“He really means to come then?”
“Why, surely.”
“And you? Shall you like it?”
She assented a little doubtfully.
“I think I would rather live in New York,” she confessed, “but I can’t fancy Uncle there. I think that would be expecting a little too much of him. He still has friends and a few relatives in England.”
“Pretty sporting of him to break away at all,” Gregory observed, “after all these years.”
“I think it is marvellous,” she agreed. “I am sure if I hadn’t come, he’d rather go on living in that strange, smelly little house of his and read Chinese manuscripts and interpret Chinese hieroglyphics round old ornaments, and talk Chinese literature with some of the quaintest-looking people you ever saw up at the University, than do anything else in the world.”
“All the same,” Gregory remarked, “they say that a man should always return to the country of his birth to end his days.

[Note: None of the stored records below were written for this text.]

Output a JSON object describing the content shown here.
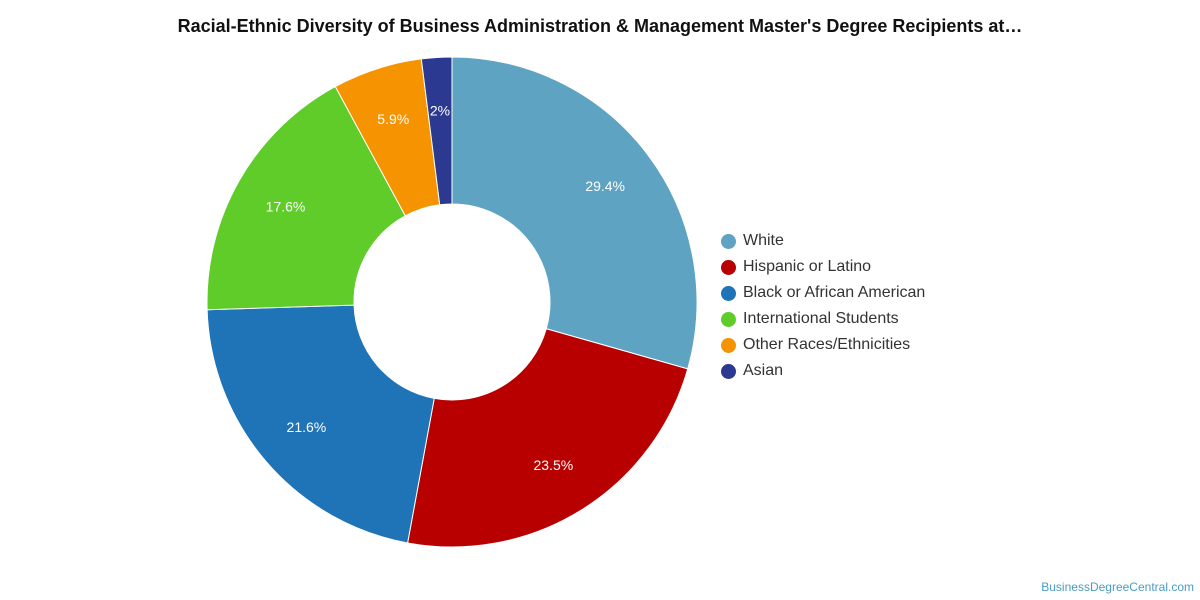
{
  "chart_data": {
    "type": "pie",
    "variant": "donut",
    "title": "Racial-Ethnic Diversity of Business Administration & Management Master's Degree Recipients at…",
    "categories": [
      "White",
      "Hispanic or Latino",
      "Black or African American",
      "International Students",
      "Other Races/Ethnicities",
      "Asian"
    ],
    "values": [
      29.4,
      23.5,
      21.6,
      17.6,
      5.9,
      2
    ],
    "value_labels": [
      "29.4%",
      "23.5%",
      "21.6%",
      "17.6%",
      "5.9%",
      "2%"
    ],
    "colors": [
      "#5ea3c1",
      "#b80000",
      "#1f73b7",
      "#5fcc29",
      "#f59300",
      "#2b3990"
    ],
    "legend_position": "right"
  },
  "watermark": "BusinessDegreeCentral.com"
}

Besides, China is no place for an Englishman after a certain number of years. He’d become nothing but an old fossil without the society of his own kind.”
“What a nice, consoling person you are,” she declared. “Sometimes I’ve had it on my conscience a little that I’m taking him away from the things he likes best in life.”
“I shouldn’t worry about that,” he told her. “He’ll be better at home amongst some of his old cronies, and for you—well, of course, China would be utterly impossible.”